Unnecessary procedures and drugs ramp up the cost of receiving medical services. While the FDA’s approval process is rigorous, sometimes approval is based on the data that the manufacturer submits from their own testing. This is followed up by other testing that may not be fully objective. However, much of the research that was the basis for this new study was objective third-party research where there was no economic incentive to reach one particular result.
This study should challenge many of the long-held assumptions about pharmaceutical products and result in new rounds of testing about the effectiveness of drugs. However, much of the research that is performed on existing and prospective drugs is industry-funded. Objective research is often in short supply so patients are prescribed medications that do not help them very much at the expense of finding potentially new treatments that can help.
Alternatively, the FDA should make its approval process more rigorous.
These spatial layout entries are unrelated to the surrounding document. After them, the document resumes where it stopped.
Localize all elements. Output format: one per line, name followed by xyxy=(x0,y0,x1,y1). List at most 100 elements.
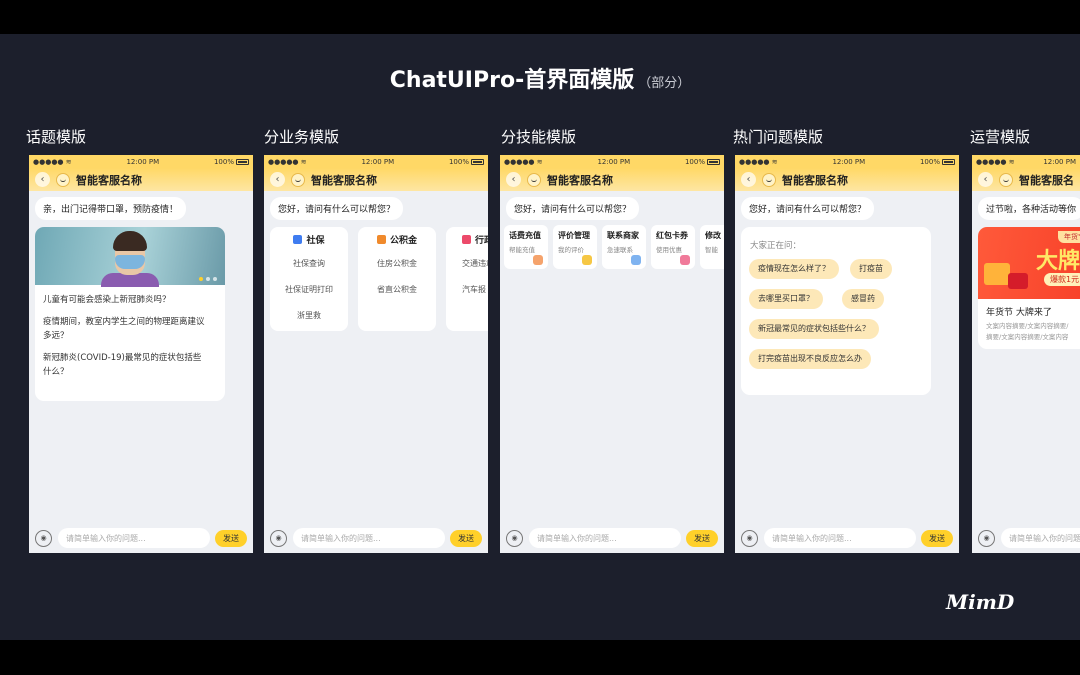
greeting-bubble: 亲，出门记得带口罩，预防疫情！ xyxy=(35,197,187,220)
hot-question-chip[interactable]: 疫情现在怎么样了？ xyxy=(749,259,839,279)
skill-card[interactable]: 红包卡券 使用优惠 xyxy=(651,225,695,269)
gift-box-icon xyxy=(984,263,1010,285)
thumbs-up-icon xyxy=(582,255,592,265)
phone-hot-questions-template: ●●●●● ≋ 12:00 PM 100% ‹ 智能客服名称 您好，请问有什么可以帮您… xyxy=(735,155,959,553)
status-bar: ●●●●● ≋ 12:00 PM 100% xyxy=(735,155,959,168)
phone-skill-template: ●●●●● ≋ 12:00 PM 100% ‹ 智能客服名称 您好，请问有什么可以帮您… xyxy=(500,155,724,553)
battery-indicator: 100% xyxy=(449,158,484,166)
hot-question-chip[interactable]: 感冒药 xyxy=(842,289,884,309)
signal-icon: ●●●●● ≋ xyxy=(976,157,1015,166)
operation-item-title: 年货节 大牌来了 xyxy=(986,308,1052,318)
greeting-bubble: 过节啦，各种活动等你 xyxy=(978,197,1080,220)
chevron-left-icon[interactable]: ‹ xyxy=(506,172,521,187)
phone-topic-template: ●●●●● ≋ 12:00 PM 100% ‹ 智能客服名称 亲，出门记得带口罩，预防… xyxy=(29,155,253,553)
nav-title: 智能客服名称 xyxy=(76,173,142,187)
nav-bar: ‹ 智能客服名称 xyxy=(500,168,724,191)
message-input[interactable]: 请简单输入你的问题... xyxy=(293,528,445,548)
voice-icon[interactable]: ◉ xyxy=(506,529,523,547)
brand-logo: MimD xyxy=(946,590,1015,614)
template-label-hot: 热门问题模版 xyxy=(733,128,824,146)
carousel-dots[interactable] xyxy=(196,277,217,281)
service-card-title: 社保 xyxy=(306,235,325,246)
skill-card[interactable]: 评价管理 我的评价 xyxy=(553,225,597,269)
operation-item-desc: 文案内容摘要/文案内容摘要/ xyxy=(986,322,1069,330)
service-card-admin: 行政 交通违章 汽车报 xyxy=(446,227,488,331)
message-input[interactable]: 请简单输入你的问题... xyxy=(58,528,210,548)
topic-question[interactable]: 儿童有可能会感染上新冠肺炎吗？ xyxy=(35,293,225,307)
coupon-icon xyxy=(680,255,690,265)
send-button[interactable]: 发送 xyxy=(921,529,953,547)
nav-bar: ‹ 智能客服名称 xyxy=(264,168,488,191)
carousel-dot[interactable] xyxy=(213,277,217,281)
bot-avatar-icon xyxy=(999,172,1013,187)
battery-icon xyxy=(470,158,484,165)
topic-banner-image[interactable] xyxy=(35,227,225,287)
service-card-header: 社保 xyxy=(270,227,348,251)
topic-card: 儿童有可能会感染上新冠肺炎吗？ 疫情期间，教室内学生之间的物理距离建议 多远？ … xyxy=(35,227,225,401)
message-input[interactable]: 请简单输入你的问题... xyxy=(1001,528,1080,548)
chevron-left-icon[interactable]: ‹ xyxy=(741,172,756,187)
voice-icon[interactable]: ◉ xyxy=(270,529,287,547)
topic-question-cont[interactable]: 什么？ xyxy=(35,365,225,379)
battery-icon xyxy=(706,158,720,165)
carousel-dot[interactable] xyxy=(206,277,210,281)
message-input[interactable]: 请简单输入你的问题... xyxy=(764,528,916,548)
chevron-left-icon[interactable]: ‹ xyxy=(35,172,50,187)
send-button[interactable]: 发送 xyxy=(215,529,247,547)
shield-icon xyxy=(293,234,303,244)
hot-question-chip[interactable]: 打疫苗 xyxy=(850,259,892,279)
service-item[interactable]: 浙里救 xyxy=(270,303,348,329)
template-label-skill: 分技能模版 xyxy=(501,128,577,146)
signal-icon: ●●●●● ≋ xyxy=(33,157,72,166)
phone-operation-template: ●●●●● ≋ 12:00 PM ‹ 智能客服名 过节啦，各种活动等你 年货节 大牌… xyxy=(972,155,1080,553)
status-bar: ●●●●● ≋ 12:00 PM 100% xyxy=(500,155,724,168)
topic-question[interactable]: 新冠肺炎(COVID-19)最常见的症状包括些 xyxy=(35,351,225,365)
battery-text: 100% xyxy=(919,157,940,166)
voice-icon[interactable]: ◉ xyxy=(741,529,758,547)
battery-text: 100% xyxy=(684,157,705,166)
status-bar: ●●●●● ≋ 12:00 PM xyxy=(972,155,1080,168)
skill-name: 修改 xyxy=(705,231,721,240)
carousel-dot[interactable] xyxy=(199,277,203,281)
skill-card[interactable]: 话费充值 帮能充值 xyxy=(504,225,548,269)
signal-icon: ●●●●● ≋ xyxy=(268,157,307,166)
service-item[interactable]: 交通违章 xyxy=(446,251,488,277)
banner-title: 大牌来 xyxy=(1036,249,1080,274)
child-hair-shape xyxy=(113,231,147,251)
skill-card[interactable]: 修改 智能 xyxy=(700,225,724,269)
nav-bar: ‹ 智能客服名称 xyxy=(735,168,959,191)
topic-question-cont[interactable]: 多远？ xyxy=(35,329,225,343)
chevron-left-icon[interactable]: ‹ xyxy=(270,172,285,187)
signal-icon: ●●●●● ≋ xyxy=(504,157,543,166)
voice-icon[interactable]: ◉ xyxy=(35,529,52,547)
chevron-left-icon[interactable]: ‹ xyxy=(978,172,993,187)
battery-icon xyxy=(941,158,955,165)
service-item[interactable]: 省直公积金 xyxy=(358,277,436,303)
hot-question-chip[interactable]: 新冠最常见的症状包括些什么？ xyxy=(749,319,879,339)
message-input[interactable]: 请简单输入你的问题... xyxy=(529,528,681,548)
status-bar: ●●●●● ≋ 12:00 PM 100% xyxy=(29,155,253,168)
skill-desc: 使用优惠 xyxy=(656,246,682,254)
service-item[interactable]: 住房公积金 xyxy=(358,251,436,277)
nav-title: 智能客服名 xyxy=(1019,173,1074,187)
hot-question-chip[interactable]: 去哪里买口罩？ xyxy=(749,289,823,309)
service-item[interactable]: 汽车报 xyxy=(446,277,488,303)
skill-card[interactable]: 联系商家 急速联系 xyxy=(602,225,646,269)
topic-question[interactable]: 疫情期间，教室内学生之间的物理距离建议 xyxy=(35,315,225,329)
input-bar: ◉ 请简单输入你的问题... xyxy=(972,523,1080,553)
operation-card[interactable]: 年货节 大牌来 爆款1元 年货节 大牌来了 文案内容摘要/文案内容摘要/ 摘要/… xyxy=(978,227,1080,349)
skill-name: 联系商家 xyxy=(607,231,639,240)
input-bar: ◉ 请简单输入你的问题... 发送 xyxy=(500,523,724,553)
service-item[interactable]: 社保证明打印 xyxy=(270,277,348,303)
battery-indicator: 100% xyxy=(214,158,249,166)
send-button[interactable]: 发送 xyxy=(686,529,718,547)
status-time: 12:00 PM xyxy=(126,157,160,166)
battery-indicator: 100% xyxy=(920,158,955,166)
voice-icon[interactable]: ◉ xyxy=(978,529,995,547)
service-item[interactable]: 社保查询 xyxy=(270,251,348,277)
send-button[interactable]: 发送 xyxy=(450,529,482,547)
hot-question-chip[interactable]: 打完疫苗出现不良反应怎么办 xyxy=(749,349,871,369)
banner-promo: 爆款1元 xyxy=(1044,273,1080,286)
promo-banner[interactable]: 年货节 大牌来 爆款1元 xyxy=(978,227,1080,299)
hot-questions-card: 大家正在问： 疫情现在怎么样了？ 打疫苗 去哪里买口罩？ 感冒药 新冠最常见的症… xyxy=(741,227,931,395)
The fact remains, as evidenced by this study, that too many drugs without practical benefits are approved and become common and accepted medical practice. More stringent testing requirements can help weed out the treatments that do not make any sense.
Medical assumptions often change over time based on the latest knowledge and results of scientific studies. Unfortunately, the medical and pharmaceutical industry is slow to adjust because the profit motive dictates that they keep selling products that they know do not work. If these medical reversals are eliminated and new products and procedures substituted, it will bring about an improvement both in the cost and effectiveness of medical care.